调用 prepareSubmitEnvironment 准备提交 app 的环境，根据传入参数，基于 clusterManager 和 deployMode 不同，得到不同的(childArgs, childClasspath, sparkConf, childMainClass)；
利用反射加载 childMainClass 得到实例 SparkApplication；
利用 app.start 方法启动 SparkApplication。

在调用 prepareSubmitEnvironment 方法时：

如果 deployMode 为 Client，则 childMainClass 为 spark-submit --class mainClass中的 mainClass
如果 deployMode 为 Cluster，则 childMainClass 为 RestSubmissionClientApp(useRest) 或 ClientApp(not useRest)。

以 (Standalone，Cluster) 模式为例，假设不使用REST方式：
childMainClass：org.apache.spark.deploy.ClientApp
childArgs：提交任务时的那些参数及一些其他参数（memory、cores、mainClass等）

进入org.apache.spark.deploy.ClientApp.scala

private[spark] class ClientApp extends SparkApplication {

  override def start(args: Array[String], conf: SparkConf): Unit = {
    val driverArgs = new ClientArguments(args)

    if (!conf.contains("spark.rpc.askTimeout")) {
      conf.set("spark.rpc.askTimeout", "10s")
    }
    Logger.getRootLogger.setLevel(driverArgs.logLevel)

    val rpcEnv =
      RpcEnv.create("driverClient", Utils.localHostName(), 0, conf, new SecurityManager(conf))

    val masterEndpoints = driverArgs.masters.map(RpcAddress.fromSparkURL).
      map(rpcEnv.setupEndpointRef(_, Master.ENDPOINT_NAME))
    rpcEnv.setupEndpoint("client", new ClientEndpoint(rpcEnv, driverArgs, masterEndpoints, conf))

    rpcEnv.awaitTermination()
  }

}

在当前节点上创建 Driver 端的 RpcEnv；
创建 ClientEndpoint(RpcEndpoint)，并注册到 driverRpcEnv 上。

进入org.apache.spark.deploy.ClientEndpoint.scala

  override def onStart(): Unit = {
    driverArgs.cmd match {
      case "launch" =>
        // TODO: We could add an env variable here and intercept it in `sc.addJar` that would
        //       truncate filesystem paths similar to what YARN does.
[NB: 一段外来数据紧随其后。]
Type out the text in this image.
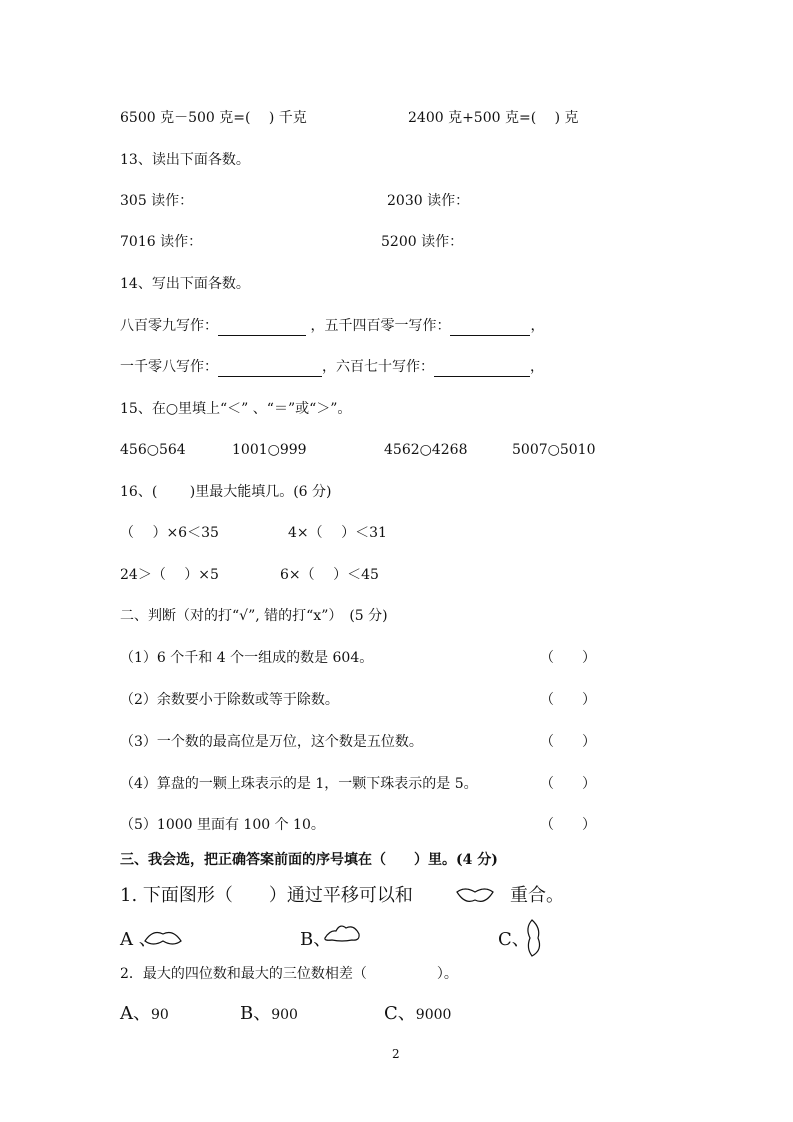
6500 克－500 克=(　 ) 千克	2400 克+500 克=(　 ) 克
13、读出下面各数。
305 读作：	2030 读作：
7016 读作：	5200 读作：
14、写出下面各数。
八百零九写作：	，五千四百零一写作：	，
一千零八写作：	，六百七十写作：	，
15、在○里填上“＜” 、“＝”或“＞”。
456○564	1001○999	4562○4268	5007○5010
16、(　　 )里最大能填几。(6 分)
（　 ）×6＜35	4×（　 ）＜31
24＞（　 ）×5	6×（　 ）＜45
二、判断（对的打“√”, 错的打“x”）　(5 分)
（1）6 个千和 4 个一组成的数是 604。	（　　）
（2）余数要小于除数或等于除数。	（　　）
（3）一个数的最高位是万位，这个数是五位数。	（　　）
（4）算盘的一颗上珠表示的是 1，一颗下珠表示的是 5。	（　　）
（5）1000 里面有 100 个 10。	（　　）
三、我会选，把正确答案前面的序号填在（　　）里。(4 分)
1. 下面图形（　　）通过平移可以和	重合。
A 、	B、	C、
2．最大的四位数和最大的三位数相差（　　　　　）。
A、90	B、900	C、9000
2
For now, we just require
        //       people call `addJar` assuming the jar is in the same directory.
        val mainClass = "org.apache.spark.deploy.worker.DriverWrapper"

        val classPathConf = "spark.driver.extraClassPath"
        val classPathEntries = getProperty(classPathConf, conf).toSeq.flatMap { cp =>
          cp.split(java.io.File.pathSeparator)
        }

        val libraryPathConf = "spark.driver.extraLibraryPath"
        val libraryPathEntries = getProperty(libraryPathConf, conf).toSeq.flatMap { cp =>
          cp.split(java.io.File.pathSeparator)
        }

        val extraJavaOptsConf = "spark.driver.extraJavaOptions"
        val extraJavaOpts = getProperty(extraJavaOptsConf, conf)
          .map(Utils.splitCommandString).getOrElse(Seq.empty)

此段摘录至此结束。